“The on-board (space) shuttle software runs on two
pairs of primary computers, with one pair being in control as long as the simultaneous
computations on both agree with each other, with control passing to the other pair in the
case of a mismatch. All four primary computers run identical programs. To prevent
catastrophic failures in which both pairs fail to perform (for example, if the software
were wrong), the shuttle has a fifth computer that is programmed with different code by
different programmers from a different company, but using the same specifications and the
same compiler (HAL/S). Cutover to the backup computer would have to be done manually by
the astronauts.”
PG Neuman in “Computer Related
Risks”, Published by Addison-Wesley, 1995
This is an example of fault tolerance at its
best. But then, businesses are not as mission-critical or life-critical as the space
shuttle. So in most cases, they don’t go to such extremes. Fault tolerance can be
implemented with software, hardware, or as in the case of the space shuttle, with both.
Here, we’ll talk about fault-tolerant hardware.
Traditionally, three hardware companies are
associated with fault-tolerant computing–Tandem, Stratus, and Sequent. Tandem was
acquired by Compaq in 1997. Its machines are typically used in financial institutions like
stock exchanges–the Tandem Himalaya being the most commonly-used in Indian stock
exchanges. These are many units clustered together, with each unit implementing fault
tolerance, right up to the CPU level, with multiple CPUs.

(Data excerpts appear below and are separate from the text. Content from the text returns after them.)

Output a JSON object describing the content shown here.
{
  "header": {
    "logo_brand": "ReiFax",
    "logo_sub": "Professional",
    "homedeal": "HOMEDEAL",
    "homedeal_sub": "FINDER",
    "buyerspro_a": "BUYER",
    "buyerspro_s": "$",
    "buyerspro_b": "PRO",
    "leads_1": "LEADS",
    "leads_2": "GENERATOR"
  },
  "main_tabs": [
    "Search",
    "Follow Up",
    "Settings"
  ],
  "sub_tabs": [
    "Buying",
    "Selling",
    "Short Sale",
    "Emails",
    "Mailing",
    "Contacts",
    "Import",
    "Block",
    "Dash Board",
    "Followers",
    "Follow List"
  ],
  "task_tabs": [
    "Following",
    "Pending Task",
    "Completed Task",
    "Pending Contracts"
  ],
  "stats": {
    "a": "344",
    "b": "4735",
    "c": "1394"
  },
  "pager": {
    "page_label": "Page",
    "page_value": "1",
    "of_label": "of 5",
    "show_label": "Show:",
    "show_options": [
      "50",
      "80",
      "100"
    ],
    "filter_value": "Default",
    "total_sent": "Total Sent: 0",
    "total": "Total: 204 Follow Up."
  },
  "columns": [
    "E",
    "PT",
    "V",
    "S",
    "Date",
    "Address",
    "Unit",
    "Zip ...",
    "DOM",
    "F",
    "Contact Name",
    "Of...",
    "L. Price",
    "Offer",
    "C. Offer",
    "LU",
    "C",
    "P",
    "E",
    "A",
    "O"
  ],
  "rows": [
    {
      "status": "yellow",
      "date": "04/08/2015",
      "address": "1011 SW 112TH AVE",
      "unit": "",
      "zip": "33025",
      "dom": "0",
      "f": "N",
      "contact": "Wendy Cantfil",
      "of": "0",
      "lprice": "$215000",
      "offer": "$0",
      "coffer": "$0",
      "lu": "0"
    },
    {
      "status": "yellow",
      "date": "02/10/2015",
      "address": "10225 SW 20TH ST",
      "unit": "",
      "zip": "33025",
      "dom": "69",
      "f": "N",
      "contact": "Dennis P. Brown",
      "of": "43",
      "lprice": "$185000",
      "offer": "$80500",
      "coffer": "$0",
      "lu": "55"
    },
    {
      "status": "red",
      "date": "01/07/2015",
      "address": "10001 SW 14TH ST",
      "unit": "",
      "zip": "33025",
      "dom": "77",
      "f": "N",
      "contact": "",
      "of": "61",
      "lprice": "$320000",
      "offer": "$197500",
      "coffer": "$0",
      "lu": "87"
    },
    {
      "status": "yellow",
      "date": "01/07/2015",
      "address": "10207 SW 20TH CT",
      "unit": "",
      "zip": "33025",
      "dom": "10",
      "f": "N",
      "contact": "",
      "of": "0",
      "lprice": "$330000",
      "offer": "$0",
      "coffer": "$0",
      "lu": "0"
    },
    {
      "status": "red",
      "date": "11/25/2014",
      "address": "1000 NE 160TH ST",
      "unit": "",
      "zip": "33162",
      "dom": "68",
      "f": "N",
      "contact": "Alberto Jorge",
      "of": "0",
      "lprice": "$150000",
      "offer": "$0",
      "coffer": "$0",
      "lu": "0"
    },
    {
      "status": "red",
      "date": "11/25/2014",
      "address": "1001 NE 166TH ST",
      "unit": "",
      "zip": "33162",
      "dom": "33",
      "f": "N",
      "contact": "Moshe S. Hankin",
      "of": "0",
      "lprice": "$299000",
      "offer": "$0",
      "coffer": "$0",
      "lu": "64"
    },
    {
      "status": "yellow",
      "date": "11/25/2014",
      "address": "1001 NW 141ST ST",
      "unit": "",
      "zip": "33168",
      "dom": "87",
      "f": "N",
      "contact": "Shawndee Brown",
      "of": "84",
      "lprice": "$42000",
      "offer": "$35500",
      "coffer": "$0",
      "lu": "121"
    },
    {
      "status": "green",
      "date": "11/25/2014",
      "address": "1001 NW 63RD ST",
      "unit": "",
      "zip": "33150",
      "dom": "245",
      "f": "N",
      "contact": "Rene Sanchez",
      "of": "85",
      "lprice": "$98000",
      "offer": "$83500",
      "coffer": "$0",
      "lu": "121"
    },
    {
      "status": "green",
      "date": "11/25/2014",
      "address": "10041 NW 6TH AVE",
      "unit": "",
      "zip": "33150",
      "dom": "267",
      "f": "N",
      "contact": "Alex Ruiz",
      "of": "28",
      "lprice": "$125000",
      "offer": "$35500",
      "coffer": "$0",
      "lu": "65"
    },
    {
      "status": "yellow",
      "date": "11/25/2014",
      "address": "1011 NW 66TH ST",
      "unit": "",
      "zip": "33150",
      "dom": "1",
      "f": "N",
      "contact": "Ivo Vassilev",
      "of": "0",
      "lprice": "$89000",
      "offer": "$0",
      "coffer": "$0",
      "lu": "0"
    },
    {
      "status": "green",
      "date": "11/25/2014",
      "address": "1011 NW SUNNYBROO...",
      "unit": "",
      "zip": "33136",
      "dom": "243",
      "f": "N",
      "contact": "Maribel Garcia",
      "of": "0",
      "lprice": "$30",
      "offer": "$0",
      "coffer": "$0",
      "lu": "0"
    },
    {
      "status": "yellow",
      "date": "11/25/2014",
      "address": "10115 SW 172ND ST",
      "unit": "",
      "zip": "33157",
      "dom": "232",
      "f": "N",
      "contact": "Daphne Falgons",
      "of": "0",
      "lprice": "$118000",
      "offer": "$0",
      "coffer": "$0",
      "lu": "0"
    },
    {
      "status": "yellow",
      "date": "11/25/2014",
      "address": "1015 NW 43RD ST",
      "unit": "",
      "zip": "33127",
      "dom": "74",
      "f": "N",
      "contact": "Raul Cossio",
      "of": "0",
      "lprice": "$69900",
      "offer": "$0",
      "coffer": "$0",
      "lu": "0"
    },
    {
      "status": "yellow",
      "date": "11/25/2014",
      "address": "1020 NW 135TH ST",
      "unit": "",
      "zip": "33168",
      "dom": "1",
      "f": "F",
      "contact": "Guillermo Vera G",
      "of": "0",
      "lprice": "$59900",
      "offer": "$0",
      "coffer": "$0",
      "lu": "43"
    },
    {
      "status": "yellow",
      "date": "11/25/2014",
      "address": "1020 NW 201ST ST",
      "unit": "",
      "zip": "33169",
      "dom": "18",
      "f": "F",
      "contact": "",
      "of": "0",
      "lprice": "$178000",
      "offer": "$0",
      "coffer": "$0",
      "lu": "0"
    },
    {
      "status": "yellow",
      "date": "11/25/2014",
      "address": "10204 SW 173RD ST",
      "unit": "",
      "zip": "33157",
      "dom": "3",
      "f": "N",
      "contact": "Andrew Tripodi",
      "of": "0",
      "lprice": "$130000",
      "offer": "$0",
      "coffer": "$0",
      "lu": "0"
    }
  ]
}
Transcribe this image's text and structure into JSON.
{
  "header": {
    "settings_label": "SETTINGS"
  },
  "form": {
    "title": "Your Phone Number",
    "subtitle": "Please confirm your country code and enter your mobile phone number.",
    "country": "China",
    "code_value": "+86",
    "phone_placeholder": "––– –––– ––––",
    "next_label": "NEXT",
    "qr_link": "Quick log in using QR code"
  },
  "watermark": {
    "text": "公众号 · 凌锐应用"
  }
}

Incidentally, how much would it cost to own a
fault-tolerant system? A basic Tandem Himalaya system (we couldn’t get details about
Sequent or Stratus) will set you back by only a crore-and-a-half, including storage, OS,
databases, etc, but excluding applications. These machines would run NSK (Non- stop
kernel), NT or even SCO Unix. As for the processor, you have a choice of Intel or Alpha.
They used to run MIPS, but are now moving to Alpha. The Intel line is a recent addition.

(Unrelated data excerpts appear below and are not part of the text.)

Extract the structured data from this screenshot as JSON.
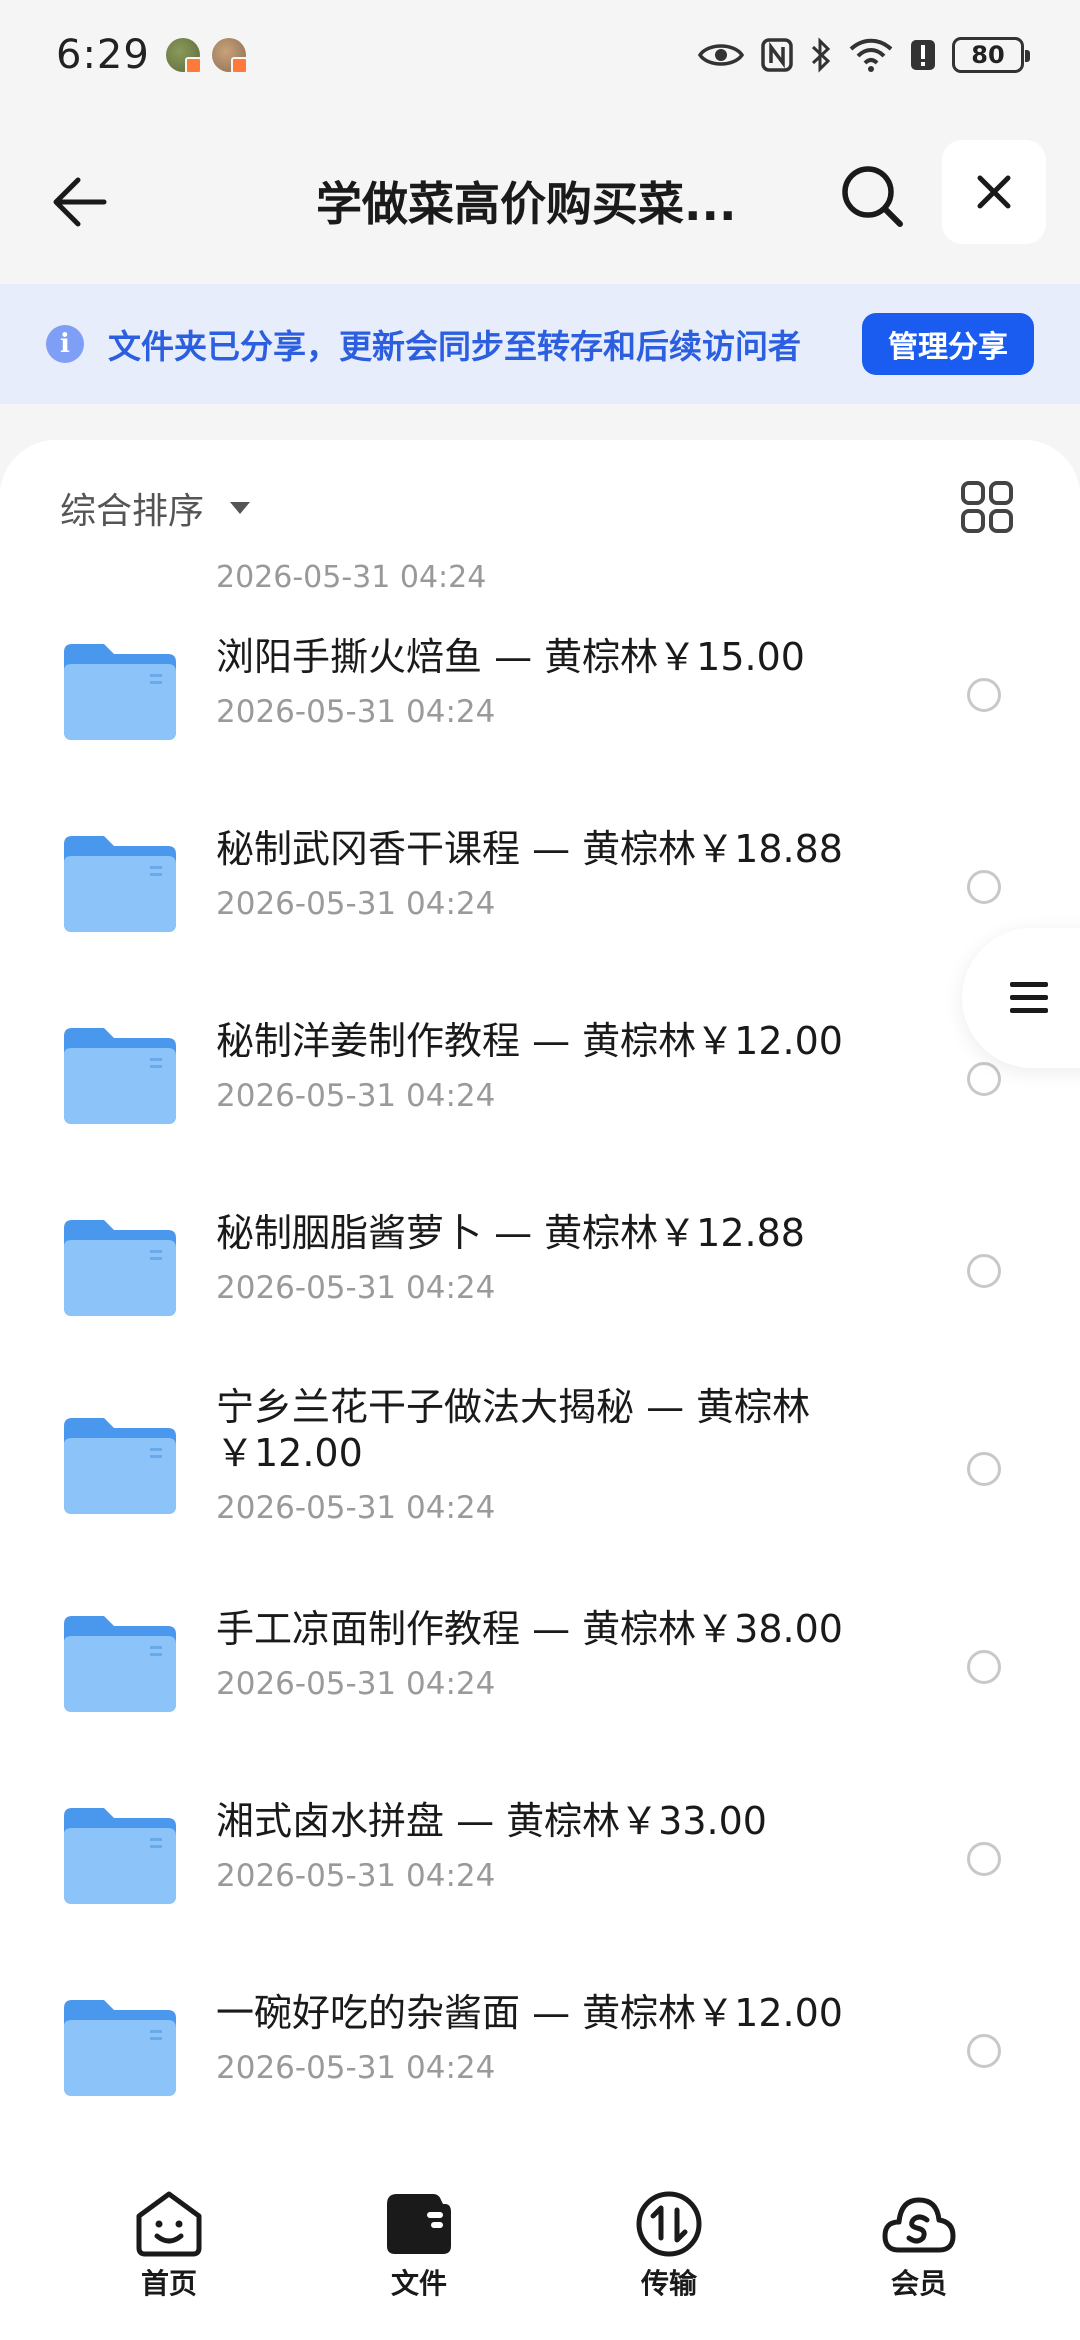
{
  "status_bar": {
    "time": "6:29",
    "battery": "80"
  },
  "header": {
    "title": "学做菜高价购买菜...",
    "back_icon": "arrow-left-icon",
    "search_icon": "search-icon",
    "close_icon": "close-icon"
  },
  "banner": {
    "text": "文件夹已分享，更新会同步至转存和后续访问者",
    "button": "管理分享",
    "info_glyph": "i"
  },
  "sort": {
    "label": "综合排序"
  },
  "list": {
    "partial_date": "2026-05-31 04:24",
    "items": [
      {
        "name": "浏阳手撕火焙鱼 — 黄棕林￥15.00",
        "date": "2026-05-31 04:24"
      },
      {
        "name": "秘制武冈香干课程 — 黄棕林￥18.88",
        "date": "2026-05-31 04:24"
      },
      {
        "name": "秘制洋姜制作教程 — 黄棕林￥12.00",
        "date": "2026-05-31 04:24"
      },
      {
        "name": "秘制胭脂酱萝卜 — 黄棕林￥12.88",
        "date": "2026-05-31 04:24"
      },
      {
        "name": "宁乡兰花干子做法大揭秘 — 黄棕林￥12.00",
        "date": "2026-05-31 04:24"
      },
      {
        "name": "手工凉面制作教程 — 黄棕林￥38.00",
        "date": "2026-05-31 04:24"
      },
      {
        "name": "湘式卤水拼盘 — 黄棕林￥33.00",
        "date": "2026-05-31 04:24"
      },
      {
        "name": "一碗好吃的杂酱面 — 黄棕林￥12.00",
        "date": "2026-05-31 04:24"
      }
    ]
  },
  "nav": {
    "items": [
      {
        "label": "首页",
        "icon": "home-icon"
      },
      {
        "label": "文件",
        "icon": "files-icon"
      },
      {
        "label": "传输",
        "icon": "transfer-icon"
      },
      {
        "label": "会员",
        "icon": "vip-icon"
      }
    ]
  },
  "colors": {
    "accent": "#1a5cf0",
    "banner_bg": "#e8edfb",
    "banner_text": "#2b5fe0",
    "folder": "#64aaf0"
  }
}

And maintenance and upgrades could cost you a bomb every year. In fact, I’m told that
these companies make more money out of old installations than out of new sites each year.
And finally, when they install one at your place, they don’t go by a box-count as is
done with normal servers. They count the number of processors installed. That is, if you
were to ask them about the number of servers they’ve installed in India, and if they
were to answer (which is unlikely), then the answer won’t be in number of servers or
number of sites, but number of processors.
Want to buy one?